Erina stared back at me in shock.
I shrugged at her as if saying. “I don’t even know.”
The entire room was silent, shooting looks at each other and watching the elf proctor catch up to my idiot friend.
“He hasn’t been eliminated,” Ivan said. “He hasn’t broken any rules and simply went to relieve himself.”
Roswaal raised a hand. “May I go relieve myself too?”
“You may, but after he gets back.”
The entire room was quiet again, focused on our individual tests.
Zwergin was in front and to the right of me. He’d been slouched with his hands behind his neck this entire time. He shot a look at Chris—who was two seats to the left of him. The cat woman had her eyes closed as if she were in a trance. Even without her vision, she stroked her quill, writing answers.
“Participant number 275. You’ve been eliminated. Please leave.”
When Chris opened her eyes, she turned her head at the sentinels with a cautious look before cheering to herself and propping her feet on her desk.
Did she figure out the answers?
Zwergin held an open palm out, chanting words before a bird formed on his hand, tweeting. Upon the noise, he crushed it, playing it off as if it was his chair that made the sound. He sighed, staring at Chris before his eyes turned opaque and rolled backwards.
Zwergin’s a warg?
Chris groaned as if she was having a headache. She massaged her temples with her fingers.
“Participant 131. You’ve been disqualified. Please leave.”
The badge number attached to Zwergin’s suit read 131.
The dwarf’s eyes returned to normal, his mouth dropping. “But—”
“We told you, getting caught cheating three times is an instant fail. You summoned a bird. That’s once. You realized the bird will make noises and decided to crush it with arcane magic. Twice. Just then you used an ability I know you’d rather me not say out loud. That’s three. Please leave the room or we will have to do it by force.”

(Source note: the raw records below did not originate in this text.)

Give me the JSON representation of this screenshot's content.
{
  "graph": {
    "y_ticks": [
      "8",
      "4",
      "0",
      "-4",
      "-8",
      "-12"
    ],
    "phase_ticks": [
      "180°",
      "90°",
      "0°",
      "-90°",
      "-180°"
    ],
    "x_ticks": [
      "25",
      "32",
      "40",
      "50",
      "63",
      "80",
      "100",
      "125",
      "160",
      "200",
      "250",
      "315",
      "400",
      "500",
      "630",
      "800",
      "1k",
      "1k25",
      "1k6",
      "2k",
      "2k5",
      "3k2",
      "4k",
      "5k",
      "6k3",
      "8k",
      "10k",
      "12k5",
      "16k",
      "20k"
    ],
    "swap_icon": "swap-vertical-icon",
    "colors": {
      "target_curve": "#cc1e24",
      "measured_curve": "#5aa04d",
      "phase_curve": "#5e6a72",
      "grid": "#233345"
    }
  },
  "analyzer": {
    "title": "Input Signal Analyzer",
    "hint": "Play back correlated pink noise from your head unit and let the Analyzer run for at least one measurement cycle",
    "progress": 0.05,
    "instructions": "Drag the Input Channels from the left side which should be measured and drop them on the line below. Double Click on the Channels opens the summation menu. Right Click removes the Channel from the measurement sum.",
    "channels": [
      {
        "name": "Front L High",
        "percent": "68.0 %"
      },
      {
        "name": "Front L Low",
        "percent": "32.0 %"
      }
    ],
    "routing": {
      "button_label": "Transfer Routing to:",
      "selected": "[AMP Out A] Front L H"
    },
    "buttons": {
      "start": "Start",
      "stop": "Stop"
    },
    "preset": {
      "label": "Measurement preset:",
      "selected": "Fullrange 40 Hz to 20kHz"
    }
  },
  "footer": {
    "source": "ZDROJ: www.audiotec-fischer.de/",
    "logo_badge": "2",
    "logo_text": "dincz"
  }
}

Zwergin stared at Ivan, who simply continued to observe the room with his independent eyes.
The dwarf chuckled at himself and made his way out of the lecture hall. “If any of the lads I’ve spent the last two weeks with want to hang out after this, I’ll be at Ogre Inn. I’ll want to hear how the rest of this exam went.”
And just like that, Zwergin had been eliminated.
If you get caught cheating once, it should prompt an instant fail. But the rules, and the fact that these questions were impossibly hard to answer, were encouraging us to cheat.